**If you found this notebook to be helpful, please upvote so that others can see it too :)

In [None]:
import numpy as np # linear algebra
import pandas as pd # data processing, CSV file I/O (e.g. pd.read_csv)
import seaborn as sns # data visualization
import matplotlib.pyplot as plt #more data visualization
plt.style.use('fivethirtyeight')
import warnings
warnings.filterwarnings('ignore') # ignore warnings
from scipy.stats import ttest_ind # for the t-test we'll be doing
from subprocess import check_output 
print(check_output(["ls", "../input"]).decode("utf8"))


# Question: Which dog breeds bite most frequently?

Such a contraversial topic!  This data can be useful when talking about public safety and pet ownership in the public square.  One thing to keep in mind is that this dataset comes from a concentrated area of Louiseville, Kentucky, so our results may be skewed by which dogs are most commonly owned.
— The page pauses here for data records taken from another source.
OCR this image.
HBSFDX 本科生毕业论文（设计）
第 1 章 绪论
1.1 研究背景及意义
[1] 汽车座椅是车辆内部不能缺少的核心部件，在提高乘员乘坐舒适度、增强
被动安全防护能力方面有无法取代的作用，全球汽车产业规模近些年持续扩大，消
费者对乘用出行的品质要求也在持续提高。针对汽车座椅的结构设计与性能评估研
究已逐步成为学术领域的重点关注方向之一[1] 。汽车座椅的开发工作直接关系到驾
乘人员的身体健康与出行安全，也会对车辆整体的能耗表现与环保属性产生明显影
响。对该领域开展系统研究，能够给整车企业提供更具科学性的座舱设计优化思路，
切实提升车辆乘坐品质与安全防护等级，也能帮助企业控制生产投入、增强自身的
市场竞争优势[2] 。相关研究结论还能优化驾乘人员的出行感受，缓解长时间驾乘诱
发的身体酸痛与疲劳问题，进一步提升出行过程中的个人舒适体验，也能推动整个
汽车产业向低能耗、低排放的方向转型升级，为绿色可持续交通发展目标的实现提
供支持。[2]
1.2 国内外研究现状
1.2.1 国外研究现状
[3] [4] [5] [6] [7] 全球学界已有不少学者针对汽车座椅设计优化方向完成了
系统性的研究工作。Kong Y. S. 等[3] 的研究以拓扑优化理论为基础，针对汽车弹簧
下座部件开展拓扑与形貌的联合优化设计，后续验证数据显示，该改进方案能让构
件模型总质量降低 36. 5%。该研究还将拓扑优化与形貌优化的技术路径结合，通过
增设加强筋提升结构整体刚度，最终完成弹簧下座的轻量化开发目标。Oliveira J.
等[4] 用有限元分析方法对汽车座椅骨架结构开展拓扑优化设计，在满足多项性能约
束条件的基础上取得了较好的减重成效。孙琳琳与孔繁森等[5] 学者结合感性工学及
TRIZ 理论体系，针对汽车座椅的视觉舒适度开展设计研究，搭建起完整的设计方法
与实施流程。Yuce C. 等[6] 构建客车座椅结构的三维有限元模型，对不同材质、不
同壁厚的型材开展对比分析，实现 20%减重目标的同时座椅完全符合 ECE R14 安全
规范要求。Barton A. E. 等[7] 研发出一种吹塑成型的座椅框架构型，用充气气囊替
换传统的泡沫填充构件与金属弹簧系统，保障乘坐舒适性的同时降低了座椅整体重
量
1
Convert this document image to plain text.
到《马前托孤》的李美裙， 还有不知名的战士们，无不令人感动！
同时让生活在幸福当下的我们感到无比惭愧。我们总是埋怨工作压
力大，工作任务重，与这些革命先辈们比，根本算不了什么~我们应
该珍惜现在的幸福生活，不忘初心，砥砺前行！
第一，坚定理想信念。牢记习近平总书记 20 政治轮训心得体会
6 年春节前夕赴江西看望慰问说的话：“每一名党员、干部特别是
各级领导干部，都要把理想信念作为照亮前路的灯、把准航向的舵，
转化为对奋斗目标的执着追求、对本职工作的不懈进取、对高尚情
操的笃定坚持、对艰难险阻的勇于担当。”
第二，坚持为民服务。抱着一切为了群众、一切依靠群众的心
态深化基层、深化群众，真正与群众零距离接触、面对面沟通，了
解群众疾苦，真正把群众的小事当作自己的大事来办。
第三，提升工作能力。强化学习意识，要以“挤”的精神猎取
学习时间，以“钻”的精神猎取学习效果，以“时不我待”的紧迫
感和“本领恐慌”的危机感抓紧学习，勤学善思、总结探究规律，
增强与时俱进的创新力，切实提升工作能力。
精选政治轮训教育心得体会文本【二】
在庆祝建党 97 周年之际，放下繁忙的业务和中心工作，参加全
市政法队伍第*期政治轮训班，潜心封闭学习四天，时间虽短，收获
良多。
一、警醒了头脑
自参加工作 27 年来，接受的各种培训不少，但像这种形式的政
With that in mind, let's read our data in!

In [None]:
# Read in the Data
bites = pd.read_csv("../input/Health_AnimalBites.csv")
bites.head()

In [None]:
bites.shape #look at how many rows we have (rows, columns)

If you peak at the input data up top, it looks like we have cats **AND** dogs in our dataset.  Let's get rid of everything besides dogs.

In [None]:
# Create a dataframe where there are only dogs included
dogs = bites.loc[bites['SpeciesIDDesc'] == 'DOG', :]
dogs.shape # prints out (rows, columns)

I also noticed that a lot of our values in the 'BreedIDDesc" column (dog breed) are missing.  Let's get rid of those.

In [None]:
dogs_with_breed = dogs.dropna(subset = ['BreedIDDesc'])
dogs_with_breed.shape # prints out (rows, columns)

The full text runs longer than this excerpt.